Surviving Manic Depression, A Manual on Bipolar Disorder For Patients, Families, And Providers (2002): A comprehensive source of information—scientific, clinical, and practical. Dr. Torrey is a leading authority and an excellent writer.
Acquainted With The Night: A Parent’s Quest to Understand Depression and Bipolar Disorder in His Children, Paul Raeburn: An account of the author’s harrowing struggle to understand the disorder which afflicted his two children (a boy and girl) very differently, and which fractured his family. Mr. Raeburn’s account of his experiences contains information about resources in a context that unmistakably defines their value.
An Unquiet Mind: A Memoir of Mood and Madness, (1995) Kay Redfield Jameson, M.D.: A brilliant writer, psychologist, psychiatrist, and an international authority on bipolar disorder, Dr. Jameson gives an account of her struggle to recognize, master, and accept pharmacologic treatment for Bipolar Disorder. An unmatchable account of this disease from someone who knows it personally and scientifically.

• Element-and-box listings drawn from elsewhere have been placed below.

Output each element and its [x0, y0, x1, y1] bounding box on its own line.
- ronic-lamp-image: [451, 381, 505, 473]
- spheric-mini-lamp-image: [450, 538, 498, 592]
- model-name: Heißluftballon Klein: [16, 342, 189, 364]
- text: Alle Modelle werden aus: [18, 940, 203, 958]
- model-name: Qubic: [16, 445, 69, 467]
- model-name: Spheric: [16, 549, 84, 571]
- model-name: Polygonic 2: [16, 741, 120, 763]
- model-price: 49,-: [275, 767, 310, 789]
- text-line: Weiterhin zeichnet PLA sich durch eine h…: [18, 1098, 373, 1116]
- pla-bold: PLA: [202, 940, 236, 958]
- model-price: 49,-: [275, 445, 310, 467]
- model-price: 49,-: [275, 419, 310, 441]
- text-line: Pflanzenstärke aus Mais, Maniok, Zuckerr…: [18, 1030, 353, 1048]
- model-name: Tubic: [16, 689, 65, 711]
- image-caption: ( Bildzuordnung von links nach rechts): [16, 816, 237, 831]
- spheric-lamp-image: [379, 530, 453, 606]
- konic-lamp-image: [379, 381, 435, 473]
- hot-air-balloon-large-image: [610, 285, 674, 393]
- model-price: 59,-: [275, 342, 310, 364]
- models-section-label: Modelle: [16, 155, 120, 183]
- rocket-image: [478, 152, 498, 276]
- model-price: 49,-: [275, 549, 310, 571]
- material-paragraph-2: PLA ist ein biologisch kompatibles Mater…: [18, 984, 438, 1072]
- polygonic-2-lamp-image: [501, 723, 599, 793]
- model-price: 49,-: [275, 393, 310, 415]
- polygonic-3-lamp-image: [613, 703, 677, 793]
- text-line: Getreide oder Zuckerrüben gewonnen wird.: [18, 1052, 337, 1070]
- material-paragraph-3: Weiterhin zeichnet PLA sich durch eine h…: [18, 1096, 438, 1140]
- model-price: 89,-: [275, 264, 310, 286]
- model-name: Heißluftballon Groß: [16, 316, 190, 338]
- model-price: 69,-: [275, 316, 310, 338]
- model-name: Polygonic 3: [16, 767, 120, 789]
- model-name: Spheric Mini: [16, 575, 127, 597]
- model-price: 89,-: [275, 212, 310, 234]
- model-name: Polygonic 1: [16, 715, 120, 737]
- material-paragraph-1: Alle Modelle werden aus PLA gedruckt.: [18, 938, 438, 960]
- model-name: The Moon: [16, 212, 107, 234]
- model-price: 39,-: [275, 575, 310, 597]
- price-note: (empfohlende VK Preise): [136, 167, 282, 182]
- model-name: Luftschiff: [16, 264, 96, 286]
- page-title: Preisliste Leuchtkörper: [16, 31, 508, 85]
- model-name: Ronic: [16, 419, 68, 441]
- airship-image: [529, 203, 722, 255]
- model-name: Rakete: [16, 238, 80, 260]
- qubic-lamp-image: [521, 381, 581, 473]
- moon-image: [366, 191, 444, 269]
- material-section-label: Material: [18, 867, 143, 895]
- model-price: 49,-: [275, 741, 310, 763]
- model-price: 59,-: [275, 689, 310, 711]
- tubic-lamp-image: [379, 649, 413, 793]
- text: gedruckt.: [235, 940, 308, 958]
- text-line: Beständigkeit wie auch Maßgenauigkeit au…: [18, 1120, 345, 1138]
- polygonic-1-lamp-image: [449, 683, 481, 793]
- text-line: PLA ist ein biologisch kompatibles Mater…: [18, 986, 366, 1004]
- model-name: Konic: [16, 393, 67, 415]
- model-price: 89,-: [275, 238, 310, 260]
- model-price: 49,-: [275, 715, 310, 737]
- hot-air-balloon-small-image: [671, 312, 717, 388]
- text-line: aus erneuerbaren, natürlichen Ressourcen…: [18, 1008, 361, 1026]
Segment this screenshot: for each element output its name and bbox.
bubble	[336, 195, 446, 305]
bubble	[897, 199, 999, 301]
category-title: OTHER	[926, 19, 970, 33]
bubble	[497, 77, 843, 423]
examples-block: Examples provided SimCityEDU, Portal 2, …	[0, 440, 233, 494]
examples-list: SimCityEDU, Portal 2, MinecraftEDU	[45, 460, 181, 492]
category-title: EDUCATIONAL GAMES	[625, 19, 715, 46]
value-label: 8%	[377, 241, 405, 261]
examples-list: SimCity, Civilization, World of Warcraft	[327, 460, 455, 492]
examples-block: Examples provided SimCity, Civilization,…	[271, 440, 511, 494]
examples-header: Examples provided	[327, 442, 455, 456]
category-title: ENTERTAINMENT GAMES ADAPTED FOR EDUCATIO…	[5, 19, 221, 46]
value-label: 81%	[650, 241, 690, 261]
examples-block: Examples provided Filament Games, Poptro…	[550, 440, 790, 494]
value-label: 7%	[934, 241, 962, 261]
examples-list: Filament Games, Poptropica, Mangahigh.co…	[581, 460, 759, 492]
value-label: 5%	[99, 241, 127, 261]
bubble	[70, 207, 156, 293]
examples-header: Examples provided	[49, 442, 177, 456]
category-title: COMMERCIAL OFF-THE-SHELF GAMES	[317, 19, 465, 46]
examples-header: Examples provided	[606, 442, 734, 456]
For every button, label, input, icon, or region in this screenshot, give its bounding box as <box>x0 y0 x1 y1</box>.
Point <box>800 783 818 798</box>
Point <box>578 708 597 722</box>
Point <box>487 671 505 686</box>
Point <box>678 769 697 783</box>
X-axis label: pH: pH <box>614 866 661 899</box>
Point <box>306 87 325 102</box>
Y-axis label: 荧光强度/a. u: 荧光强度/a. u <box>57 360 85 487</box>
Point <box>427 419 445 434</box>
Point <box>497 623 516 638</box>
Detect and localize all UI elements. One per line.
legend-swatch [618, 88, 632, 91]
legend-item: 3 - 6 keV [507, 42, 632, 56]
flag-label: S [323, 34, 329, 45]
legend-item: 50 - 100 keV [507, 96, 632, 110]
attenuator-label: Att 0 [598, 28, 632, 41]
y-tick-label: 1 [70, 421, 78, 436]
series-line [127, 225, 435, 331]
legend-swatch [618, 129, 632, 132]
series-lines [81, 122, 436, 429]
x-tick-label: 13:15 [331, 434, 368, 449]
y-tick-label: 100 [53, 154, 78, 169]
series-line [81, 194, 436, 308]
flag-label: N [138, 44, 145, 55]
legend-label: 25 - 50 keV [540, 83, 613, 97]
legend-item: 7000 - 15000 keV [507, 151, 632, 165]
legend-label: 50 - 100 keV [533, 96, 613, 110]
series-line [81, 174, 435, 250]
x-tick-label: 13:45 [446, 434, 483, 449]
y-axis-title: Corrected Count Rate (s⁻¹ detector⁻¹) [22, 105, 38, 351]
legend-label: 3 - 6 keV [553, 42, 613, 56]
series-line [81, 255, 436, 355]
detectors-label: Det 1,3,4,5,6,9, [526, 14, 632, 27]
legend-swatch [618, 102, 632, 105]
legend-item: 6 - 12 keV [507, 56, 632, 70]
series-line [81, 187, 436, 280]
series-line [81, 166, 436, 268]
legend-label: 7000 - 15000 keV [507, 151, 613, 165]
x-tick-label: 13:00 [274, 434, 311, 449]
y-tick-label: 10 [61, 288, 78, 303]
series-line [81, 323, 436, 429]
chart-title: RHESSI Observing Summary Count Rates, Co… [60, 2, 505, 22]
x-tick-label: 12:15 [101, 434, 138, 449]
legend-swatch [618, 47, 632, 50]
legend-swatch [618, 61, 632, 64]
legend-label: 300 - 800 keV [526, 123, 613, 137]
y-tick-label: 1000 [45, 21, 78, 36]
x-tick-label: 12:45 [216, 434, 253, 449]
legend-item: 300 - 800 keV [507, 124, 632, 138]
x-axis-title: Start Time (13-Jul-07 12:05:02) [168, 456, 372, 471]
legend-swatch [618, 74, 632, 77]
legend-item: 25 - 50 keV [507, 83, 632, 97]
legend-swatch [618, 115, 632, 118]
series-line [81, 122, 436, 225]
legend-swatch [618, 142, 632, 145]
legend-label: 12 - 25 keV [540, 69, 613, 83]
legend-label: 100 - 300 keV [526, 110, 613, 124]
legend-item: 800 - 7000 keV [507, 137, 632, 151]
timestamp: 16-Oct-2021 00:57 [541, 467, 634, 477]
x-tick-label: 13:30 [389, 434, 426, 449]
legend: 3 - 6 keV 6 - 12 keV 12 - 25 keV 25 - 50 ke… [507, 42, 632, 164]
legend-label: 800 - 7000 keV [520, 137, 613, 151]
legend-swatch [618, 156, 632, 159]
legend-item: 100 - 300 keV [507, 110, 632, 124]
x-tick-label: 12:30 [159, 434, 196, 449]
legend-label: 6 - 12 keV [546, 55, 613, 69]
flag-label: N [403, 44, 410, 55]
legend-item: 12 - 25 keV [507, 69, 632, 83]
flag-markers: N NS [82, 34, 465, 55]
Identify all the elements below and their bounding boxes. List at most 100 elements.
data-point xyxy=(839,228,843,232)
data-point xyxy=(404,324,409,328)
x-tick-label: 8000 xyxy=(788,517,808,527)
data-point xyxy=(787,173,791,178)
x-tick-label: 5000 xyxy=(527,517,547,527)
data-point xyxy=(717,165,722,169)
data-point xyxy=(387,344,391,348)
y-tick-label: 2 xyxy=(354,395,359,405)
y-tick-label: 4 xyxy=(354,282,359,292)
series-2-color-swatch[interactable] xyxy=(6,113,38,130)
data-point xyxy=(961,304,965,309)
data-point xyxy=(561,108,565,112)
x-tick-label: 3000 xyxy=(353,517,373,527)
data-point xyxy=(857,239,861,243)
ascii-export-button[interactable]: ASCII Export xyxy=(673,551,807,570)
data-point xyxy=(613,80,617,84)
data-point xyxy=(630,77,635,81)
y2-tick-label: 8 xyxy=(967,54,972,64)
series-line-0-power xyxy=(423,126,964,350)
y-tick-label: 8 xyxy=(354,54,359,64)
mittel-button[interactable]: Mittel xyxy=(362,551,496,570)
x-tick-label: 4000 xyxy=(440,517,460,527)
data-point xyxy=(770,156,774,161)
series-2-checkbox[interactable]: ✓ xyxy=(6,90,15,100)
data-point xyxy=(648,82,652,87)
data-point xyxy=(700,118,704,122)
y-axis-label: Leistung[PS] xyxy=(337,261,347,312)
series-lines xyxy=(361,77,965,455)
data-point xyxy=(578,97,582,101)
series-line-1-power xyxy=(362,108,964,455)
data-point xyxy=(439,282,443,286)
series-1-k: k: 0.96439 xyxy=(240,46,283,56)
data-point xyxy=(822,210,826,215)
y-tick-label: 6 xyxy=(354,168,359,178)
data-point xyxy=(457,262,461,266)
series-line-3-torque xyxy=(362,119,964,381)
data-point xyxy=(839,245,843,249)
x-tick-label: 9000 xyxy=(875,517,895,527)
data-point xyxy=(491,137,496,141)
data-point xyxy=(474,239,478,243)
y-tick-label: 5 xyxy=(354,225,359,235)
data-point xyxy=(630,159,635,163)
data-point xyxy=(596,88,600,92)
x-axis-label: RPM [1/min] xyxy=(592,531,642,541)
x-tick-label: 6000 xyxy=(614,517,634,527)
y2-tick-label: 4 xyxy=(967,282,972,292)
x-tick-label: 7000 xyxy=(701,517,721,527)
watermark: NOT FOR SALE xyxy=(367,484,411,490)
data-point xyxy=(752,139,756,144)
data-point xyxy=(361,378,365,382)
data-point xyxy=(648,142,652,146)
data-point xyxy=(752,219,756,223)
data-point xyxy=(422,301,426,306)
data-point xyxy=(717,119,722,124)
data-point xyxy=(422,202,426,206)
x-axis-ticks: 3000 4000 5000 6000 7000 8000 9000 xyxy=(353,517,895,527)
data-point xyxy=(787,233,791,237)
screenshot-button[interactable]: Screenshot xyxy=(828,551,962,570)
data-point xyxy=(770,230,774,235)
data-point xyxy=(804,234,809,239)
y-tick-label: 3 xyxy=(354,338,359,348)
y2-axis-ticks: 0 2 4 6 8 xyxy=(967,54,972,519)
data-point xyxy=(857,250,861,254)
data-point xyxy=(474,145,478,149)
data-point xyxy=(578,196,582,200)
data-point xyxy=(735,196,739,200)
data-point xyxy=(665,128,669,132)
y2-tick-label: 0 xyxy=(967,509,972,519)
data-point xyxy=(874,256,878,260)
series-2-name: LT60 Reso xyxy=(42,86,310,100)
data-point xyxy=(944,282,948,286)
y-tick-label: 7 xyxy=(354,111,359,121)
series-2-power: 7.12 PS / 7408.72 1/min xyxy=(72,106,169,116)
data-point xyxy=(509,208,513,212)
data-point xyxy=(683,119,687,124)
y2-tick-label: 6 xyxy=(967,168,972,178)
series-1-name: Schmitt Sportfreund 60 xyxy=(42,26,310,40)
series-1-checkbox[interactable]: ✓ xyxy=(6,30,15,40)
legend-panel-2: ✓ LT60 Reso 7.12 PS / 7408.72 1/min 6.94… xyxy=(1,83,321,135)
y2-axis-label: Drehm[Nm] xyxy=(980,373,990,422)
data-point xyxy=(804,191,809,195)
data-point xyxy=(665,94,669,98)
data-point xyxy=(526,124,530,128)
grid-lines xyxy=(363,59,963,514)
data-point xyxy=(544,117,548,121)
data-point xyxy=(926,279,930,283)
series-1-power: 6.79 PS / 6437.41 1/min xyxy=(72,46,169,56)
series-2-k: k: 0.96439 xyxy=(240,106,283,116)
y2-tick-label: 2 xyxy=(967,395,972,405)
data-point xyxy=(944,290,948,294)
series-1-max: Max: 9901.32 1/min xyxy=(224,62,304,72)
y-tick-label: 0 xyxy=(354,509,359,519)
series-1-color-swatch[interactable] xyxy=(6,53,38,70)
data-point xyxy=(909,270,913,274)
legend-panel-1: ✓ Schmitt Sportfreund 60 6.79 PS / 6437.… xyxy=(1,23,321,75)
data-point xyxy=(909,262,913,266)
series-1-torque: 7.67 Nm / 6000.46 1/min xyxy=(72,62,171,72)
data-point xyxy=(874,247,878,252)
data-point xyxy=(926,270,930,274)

Night Falls Fast, Understanding Suicide, (1999) Kay Redfield Jameson, M.D.: Dr. Jameson looks at the histories of and the psychological states that result in suicide, using her personal and clinical experience and her understanding to portray this problem and the measures that are needed to contend with it.

SCIENTIFIC WORK
Bipolar Disorder in Childhood and Early Adolescence, (2006) Barbara Geller M.D.: Dr. Geller is a leading physician and scientist in the field of bipolar disorder in children. Her book is the most recent and highly regarded scientific account of bipolar disorder in children.
The Dissociative Mind, (2005) Elizabeth Howell, Ph.D.: Dr. Howell’s detailed study of dissociation as it occurs along the spectrum from normalcy to severe trauma explains an area of psychology that is just beginning to be understood. Her book provides an importantly different way of looking at the mental states found in many different disorders.